Among the challenges with cell therapy in cancer treatment are the side effects caused by the body itself. While prompting the immune system’s T cells to target cancer has shown potential to be effective, these experimental approaches can also trigger immune reactions that harm patients, says Daniel Passeri, president and CEO of Cue Biopharma.
Cue aims to accomplish what cell therapy does, but in a different way—and without the same side effects. Rather than reintroducing T cells to the body that have been engineered to recognize tumors, Cambridge, MA-based Cue has developed what it says is a way to use a drug to activate the immune response. Passeri says Cue’s biological drug only triggers the T cells relevant to the cancer.
“You’re leaving the other T cells alone, and you don’t end up with these deleterious side effects,” he says.
Cue is now unveiling its immunotherapy approach, along with $16.4 million in new capital, led by MDB Capital Group. The investment follows $10 million in seed funding the company raised after it was founded in 2015. The technology underlying Cue’s approach was developed from research at the Albert Einstein College of Medicine in New York and was supported by National Institutes of Health grant funding.
Research over the last decade has helped scientists better understand how the immune system modulates itself, Passeri says. New drugs have been developed to trigger an immune response by activating T cells, a type of white blood cell that roams the body for scanning for problems like cancer. But Passeri says this broad approach of activating T cells throughout the body, without instructing them to hit a specific target, can prompt an overreaction by the immune system that leads to inflammation, causing fatigue, headache, nausea, and muscle and joint pain. These “cytokine storms” can be fatal. Last year, Kite Pharma (NASDAQ: KITE) said that two patients who died in a clinical trial testing its cellular therapy had experienced cytokine release syndrome. Two patients who died in a 2014 Juno Therapeutics (NASDAQ: JUNO) trial also reportedly experienced the cytokine side effect.

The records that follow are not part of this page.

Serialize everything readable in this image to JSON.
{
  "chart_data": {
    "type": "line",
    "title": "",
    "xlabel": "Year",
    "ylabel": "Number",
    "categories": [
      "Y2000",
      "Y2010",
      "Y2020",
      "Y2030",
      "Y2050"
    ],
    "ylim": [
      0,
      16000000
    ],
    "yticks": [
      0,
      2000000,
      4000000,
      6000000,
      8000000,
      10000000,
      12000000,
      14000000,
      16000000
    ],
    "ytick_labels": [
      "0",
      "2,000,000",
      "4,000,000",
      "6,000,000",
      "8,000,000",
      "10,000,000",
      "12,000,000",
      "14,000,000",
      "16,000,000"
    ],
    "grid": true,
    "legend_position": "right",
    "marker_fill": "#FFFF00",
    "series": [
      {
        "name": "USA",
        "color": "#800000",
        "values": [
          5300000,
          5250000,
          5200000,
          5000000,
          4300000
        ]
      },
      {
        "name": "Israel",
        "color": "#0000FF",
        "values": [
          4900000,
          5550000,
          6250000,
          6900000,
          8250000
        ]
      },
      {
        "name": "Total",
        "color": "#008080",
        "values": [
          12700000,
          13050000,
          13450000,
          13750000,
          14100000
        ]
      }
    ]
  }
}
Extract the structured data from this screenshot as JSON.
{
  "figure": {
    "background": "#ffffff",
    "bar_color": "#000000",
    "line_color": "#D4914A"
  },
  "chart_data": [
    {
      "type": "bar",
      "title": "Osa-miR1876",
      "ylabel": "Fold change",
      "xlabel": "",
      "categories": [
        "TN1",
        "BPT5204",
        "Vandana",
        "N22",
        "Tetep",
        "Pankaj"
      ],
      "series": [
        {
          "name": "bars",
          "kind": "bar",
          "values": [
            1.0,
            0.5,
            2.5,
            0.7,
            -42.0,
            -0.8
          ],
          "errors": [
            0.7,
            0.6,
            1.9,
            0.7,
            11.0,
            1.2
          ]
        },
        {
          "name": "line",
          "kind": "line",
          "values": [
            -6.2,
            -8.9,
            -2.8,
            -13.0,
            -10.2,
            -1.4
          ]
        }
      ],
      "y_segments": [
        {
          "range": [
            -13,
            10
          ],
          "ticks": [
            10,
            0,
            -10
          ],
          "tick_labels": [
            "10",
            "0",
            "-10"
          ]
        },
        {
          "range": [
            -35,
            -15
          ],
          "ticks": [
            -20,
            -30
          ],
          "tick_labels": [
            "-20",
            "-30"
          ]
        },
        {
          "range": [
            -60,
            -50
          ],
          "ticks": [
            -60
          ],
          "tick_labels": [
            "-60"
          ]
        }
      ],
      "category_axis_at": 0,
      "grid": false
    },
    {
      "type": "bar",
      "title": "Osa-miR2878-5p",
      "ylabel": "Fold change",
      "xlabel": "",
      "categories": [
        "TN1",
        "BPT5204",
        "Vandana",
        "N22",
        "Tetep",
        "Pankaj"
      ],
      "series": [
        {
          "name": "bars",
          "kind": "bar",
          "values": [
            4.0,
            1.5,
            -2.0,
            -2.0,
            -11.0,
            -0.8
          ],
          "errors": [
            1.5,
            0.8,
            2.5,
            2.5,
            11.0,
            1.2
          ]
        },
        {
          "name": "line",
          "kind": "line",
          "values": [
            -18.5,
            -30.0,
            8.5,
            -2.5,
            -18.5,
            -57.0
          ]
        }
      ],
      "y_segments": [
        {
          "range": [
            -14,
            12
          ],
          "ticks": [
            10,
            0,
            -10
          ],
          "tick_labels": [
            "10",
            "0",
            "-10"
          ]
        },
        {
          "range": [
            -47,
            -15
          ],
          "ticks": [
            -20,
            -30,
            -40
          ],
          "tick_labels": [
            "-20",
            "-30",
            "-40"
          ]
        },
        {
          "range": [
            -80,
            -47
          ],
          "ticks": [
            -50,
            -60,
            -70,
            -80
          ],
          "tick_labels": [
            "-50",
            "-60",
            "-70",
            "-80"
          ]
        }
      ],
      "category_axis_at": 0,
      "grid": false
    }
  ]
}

Passeri says Cue can design drugs that they emulate the way that the immune system selectively instructs T cells to find the right target. Cue says that its drug delivers molecules to the T cells that have a receptor protein for a specific type of cancer, which stimulates the more focused immune response. In animal studies, the Cue drug did not show inflammation or cytokine storms, Passeri says.
Furthermore, those early studies suggest that Cue’s drug would offer a broader “therapeutic window,” the range of doses that produce a therapeutic benefit without causing toxic effects, Passeri says. Some drugs currently used to treat cancer don’t have a very large therapeutic window, leading to patients to develop side effects. Ronald Seidel, co-founder of Cue and the company’s head of research and development, says that the selectivity of Cue’s approach is able to achieve therapeutic benefit at doses well below what would cause toxic side effects.

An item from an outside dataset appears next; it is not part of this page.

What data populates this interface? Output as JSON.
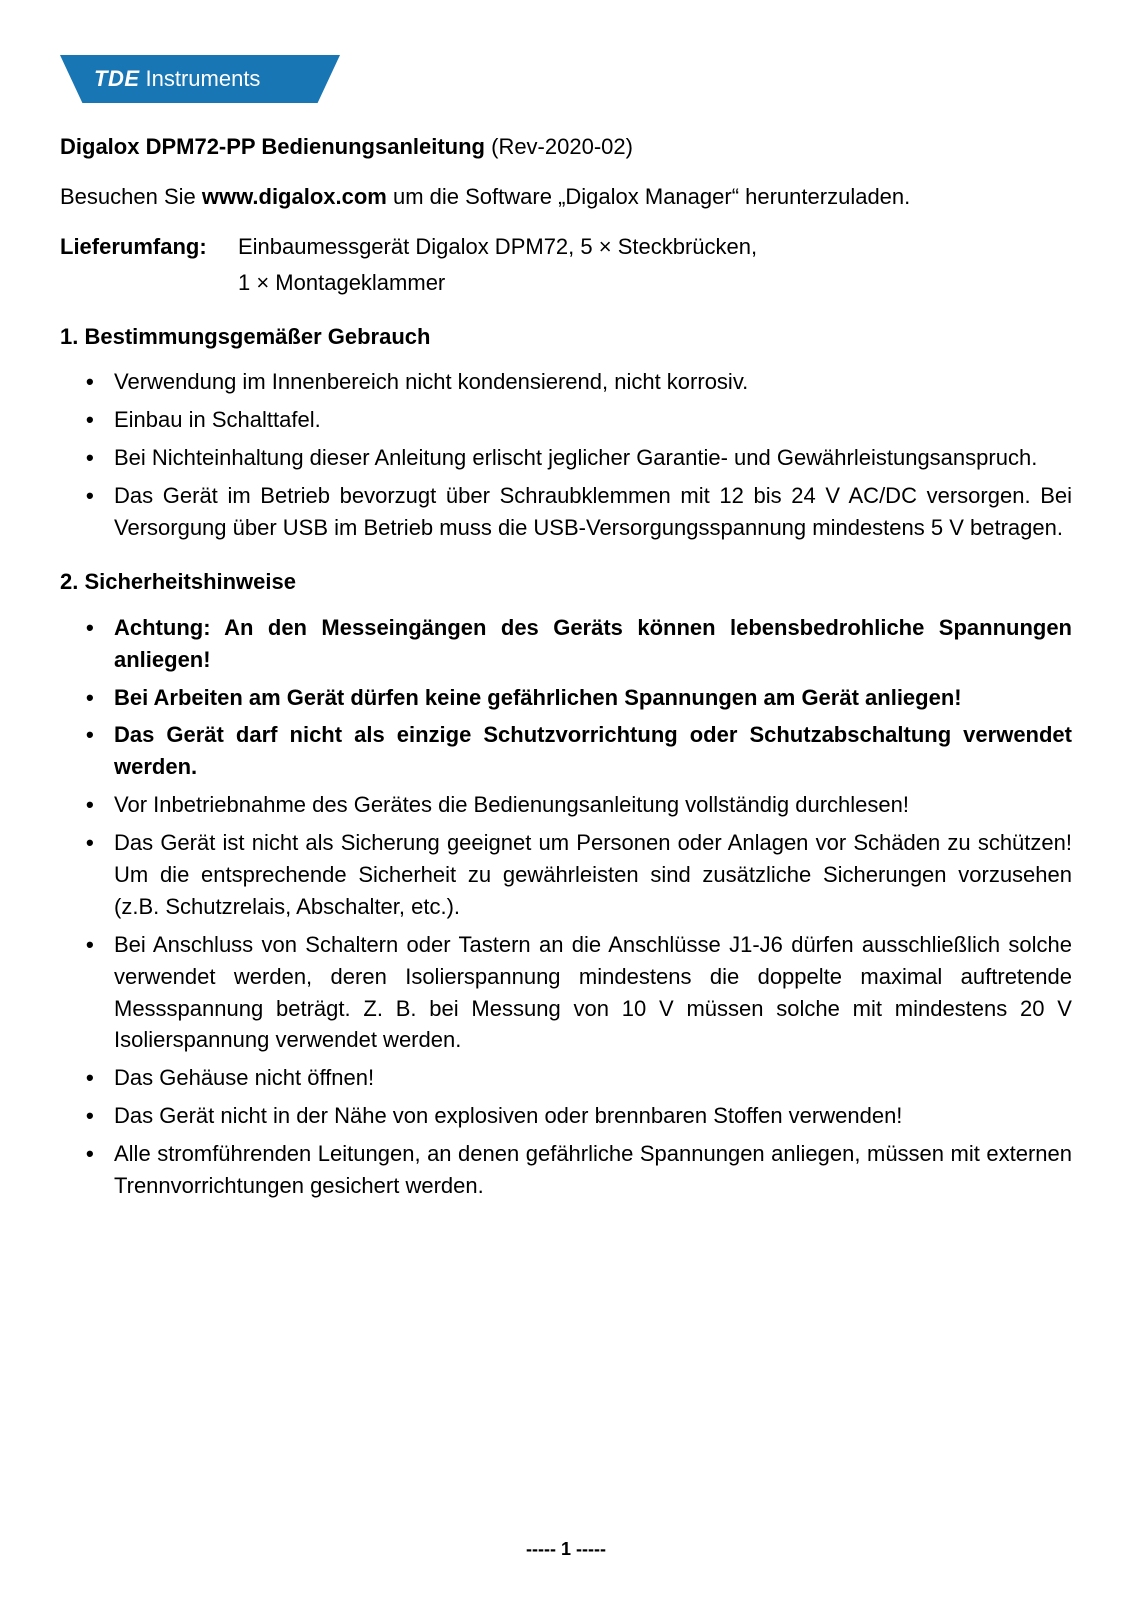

Cue’s pipeline includes two pre-clinical candidates: CUE-101 is being developed for cervical, head and neck, and anal cancers; CUE-102 is a potential treatment for melanoma, synovial sarcoma, prostate, and head and neck cancers. Passeri says the company’s approach of selectively modulating the immune system could also have applications in treating autoimmune disorders. But for now, cancer is the company’s main focus.
Cue still has to test its approach in humans, of course. Passeri says that the new capital allows Cue to continue developing its platform and working toward clinical trials. The company is about a year away from starting human studies, which will require additional funding, Passeri says. While Cue’s approach can be used alone, Passeri says the technology could also work in combination with other cancer treatments, such as checkpoint inhibitors. Passeri says Cue is exploring potential partnerships with companies that already have such drugs in their portfolios.